Malala Andrialavidrazana is an artist who has been involved with AAD since 2015 and the launch of the first pan-African traveling exhibition, “Lumières d’Afriques“. Born a traveler, Malala Andrialavidrazana is a Malagasy artist who is interested in the notions of barriers, interactions and mutations in intercultural contexts of globalization. She explores the social imaginary and engages in a plastic relationship with the world to better try to decipher it. Her work could be likened to a visual anthropology as she probes the links between personal history and cultural identity, intimacy and universality.
Discover the mischief and subtlety with which the artist approaches the subject of cultural mixing by visiting the exhibitions “Les echos du monde” (Fondation H, Paris), “Collector #4: 10 women artists” (Galerie Dilecta, Paris) and “Global(e) Resistance” (Centre Pompidou, Paris) where the artist is exhibited.

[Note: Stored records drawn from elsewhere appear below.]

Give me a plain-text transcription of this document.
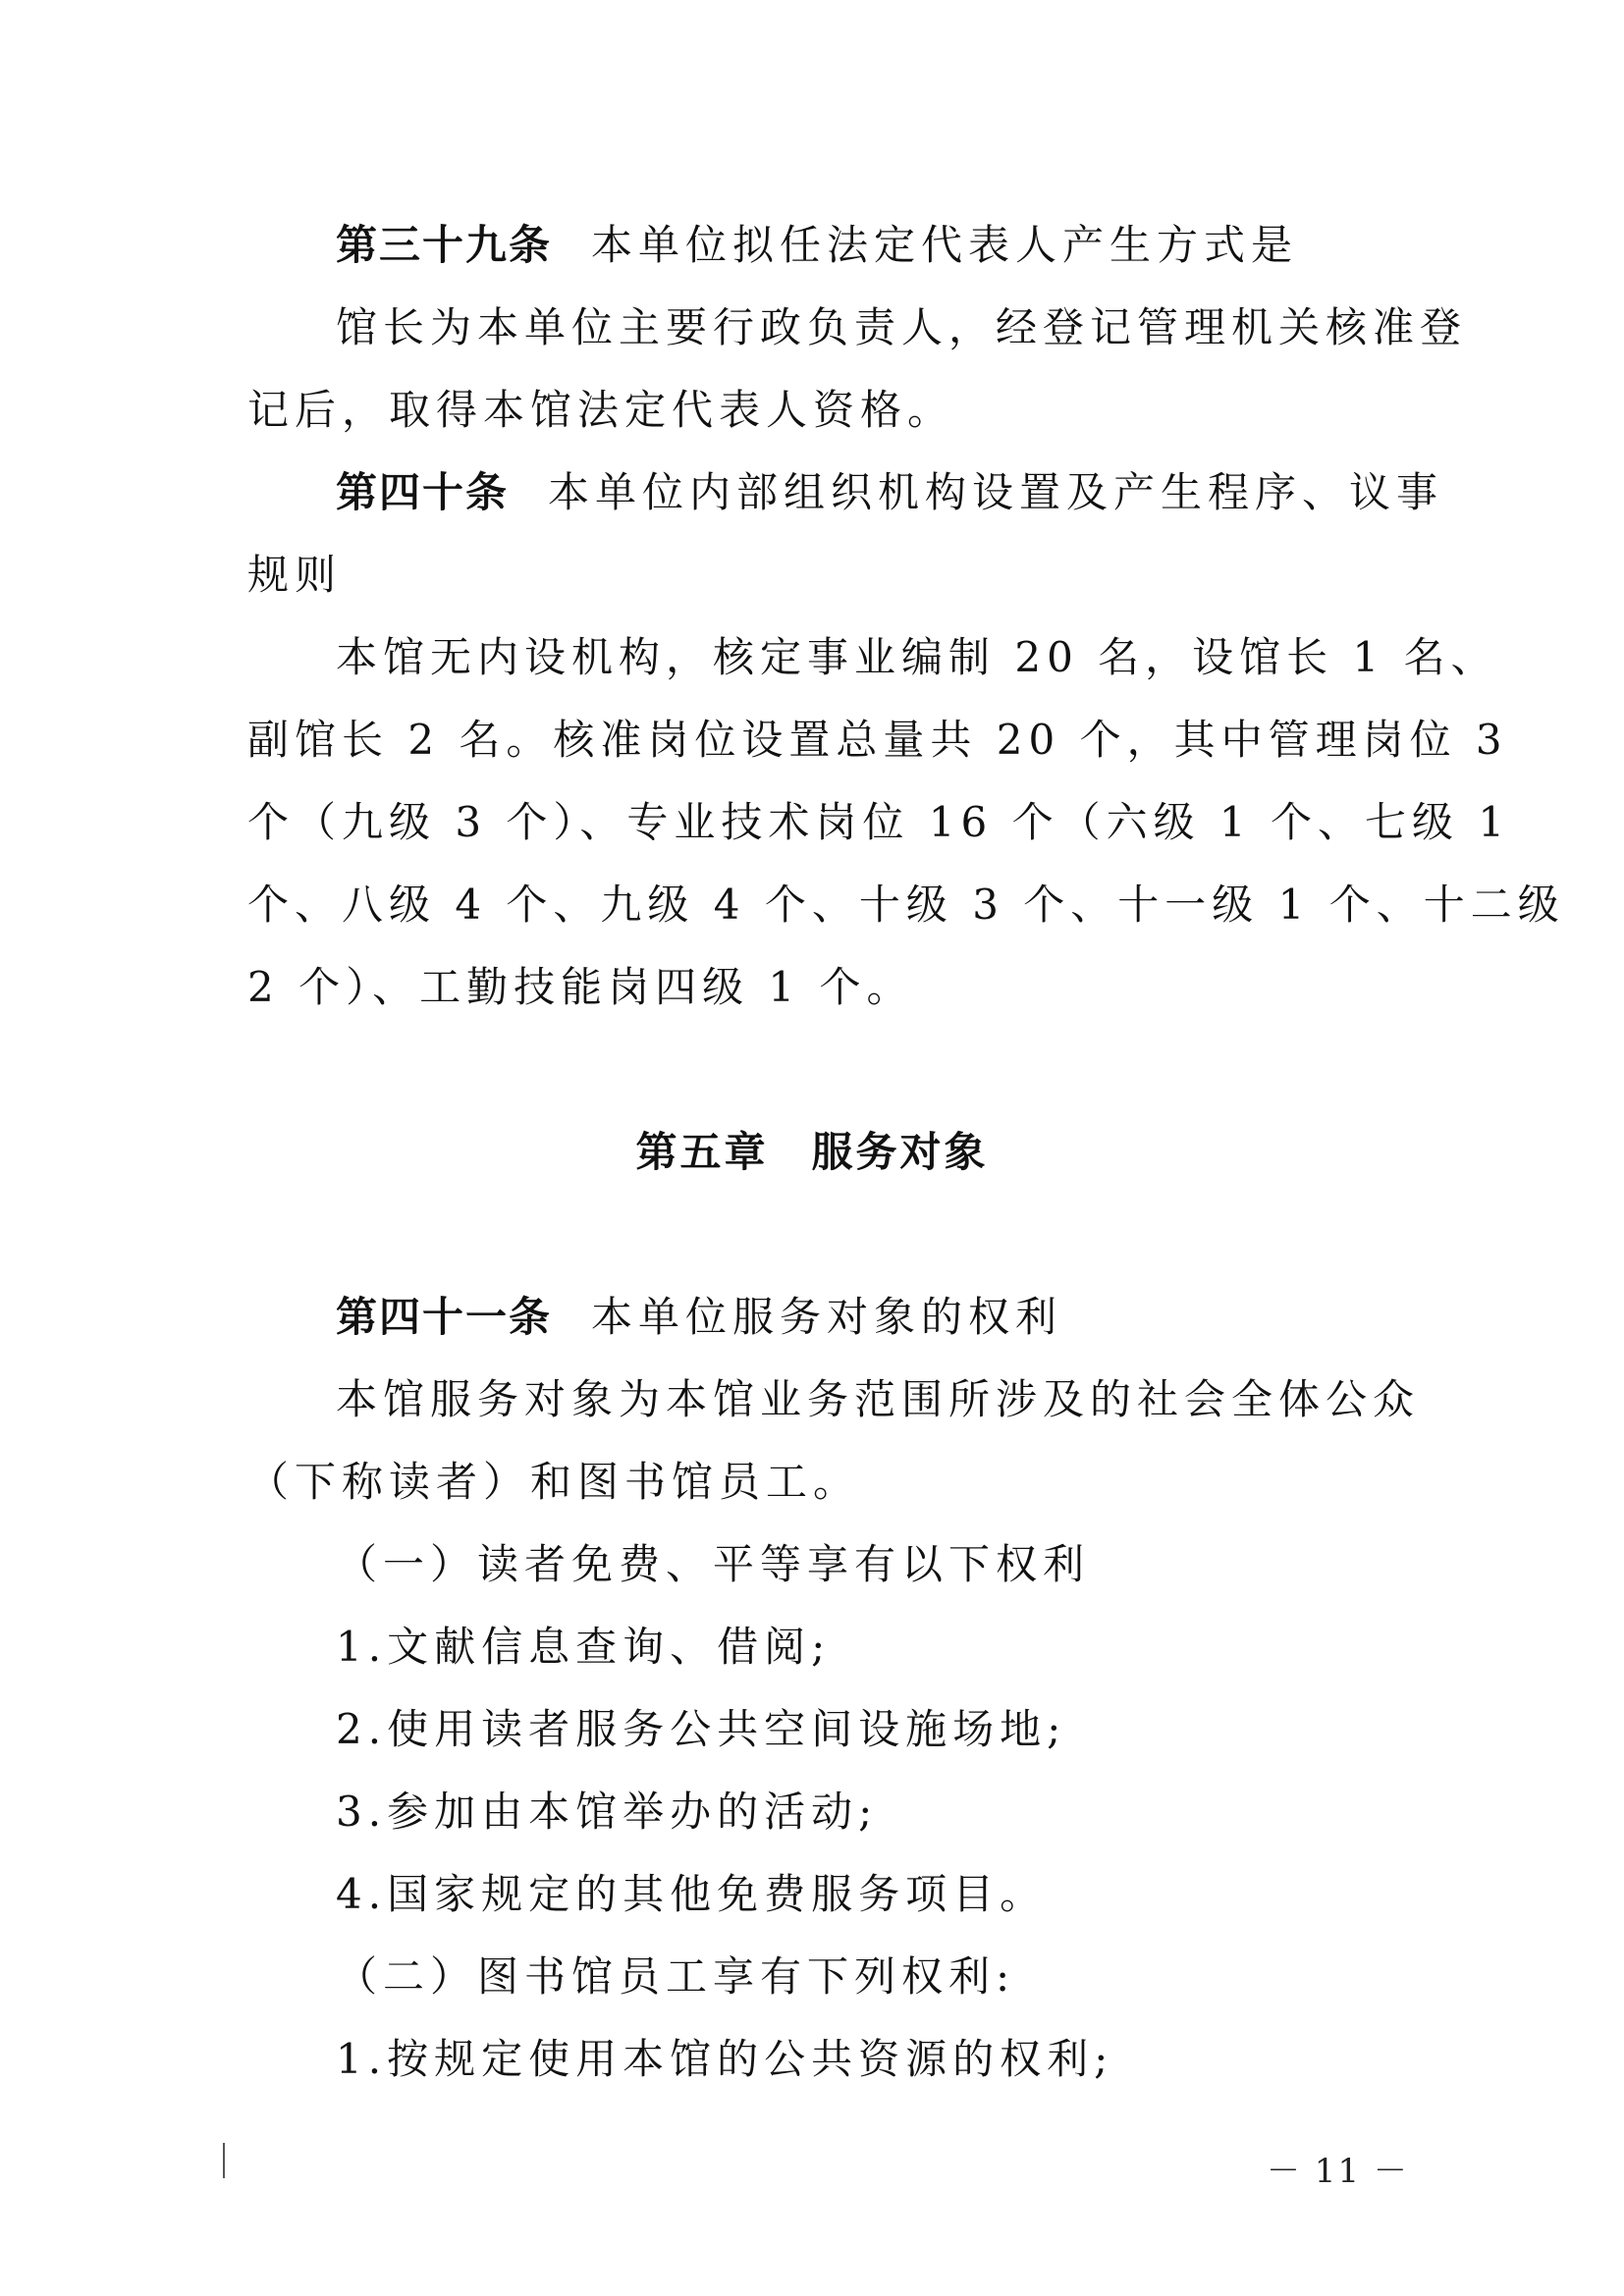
第三十九条 本单位拟任法定代表人产生方式是
馆长为本单位主要行政负责人，经登记管理机关核准登
记后，取得本馆法定代表人资格。
第四十条 本单位内部组织机构设置及产生程序、议事
规则
本馆无内设机构，核定事业编制 20 名，设馆长 1 名、
副馆长 2 名。核准岗位设置总量共 20 个，其中管理岗位 3
个（九级 3 个）、专业技术岗位 16 个（六级 1 个、七级 1
个、八级 4 个、九级 4 个、十级 3 个、十一级 1 个、十二级
2 个）、工勤技能岗四级 1 个。
第五章 服务对象
第四十一条 本单位服务对象的权利
本馆服务对象为本馆业务范围所涉及的社会全体公众
（下称读者）和图书馆员工。
（一）读者免费、平等享有以下权利
1.文献信息查询、借阅;
2.使用读者服务公共空间设施场地;
3.参加由本馆举办的活动;
4.国家规定的其他免费服务项目。
（二）图书馆员工享有下列权利:
1.按规定使用本馆的公共资源的权利;
－ 11 －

The Fondation H recently inaugurated its new Parisian venue, entirely dedicated to culture and contemporary art from the African continent and the Diaspora. To celebrate its opening, the Fondation H – Paris has decided to highlight the talent of the international artist Malala Andrialavidrazana, godmother of the place, through her personal exhibition “Les Echos du Monde“. The artist’s series Outre-Monde (2003), Insomnia (2009-2010), Echoes (from Indian Ocean) (2011-2013) and Figures (2015-in-progress) can be seen there until October 31, 2020.
The exhibition “Collector #4: 10 Women Artists” of the Dilecta Gallery (Paris) is the fourth part of a series of exhibitions initiated in 2018, which aims to make the public discover the richness of the works of this gallery. You can admire a work by Malala Andrialavidrazana until September 19, 2020.
The exhibition “Global(e) Resistance” offers a panorama of artistic creations from the so-called “Southern” scenes and aims to examine contemporary strategies of resistance. One of the works in the series “Figures” by artist Malala Andrialavidrazana is on display. This work, and to a greater extent, this exhibition, confronts our gaze with a part of history often set aside. “Global(e) Resistance” can be seen at the Centre Pompidou until January 4, 2021.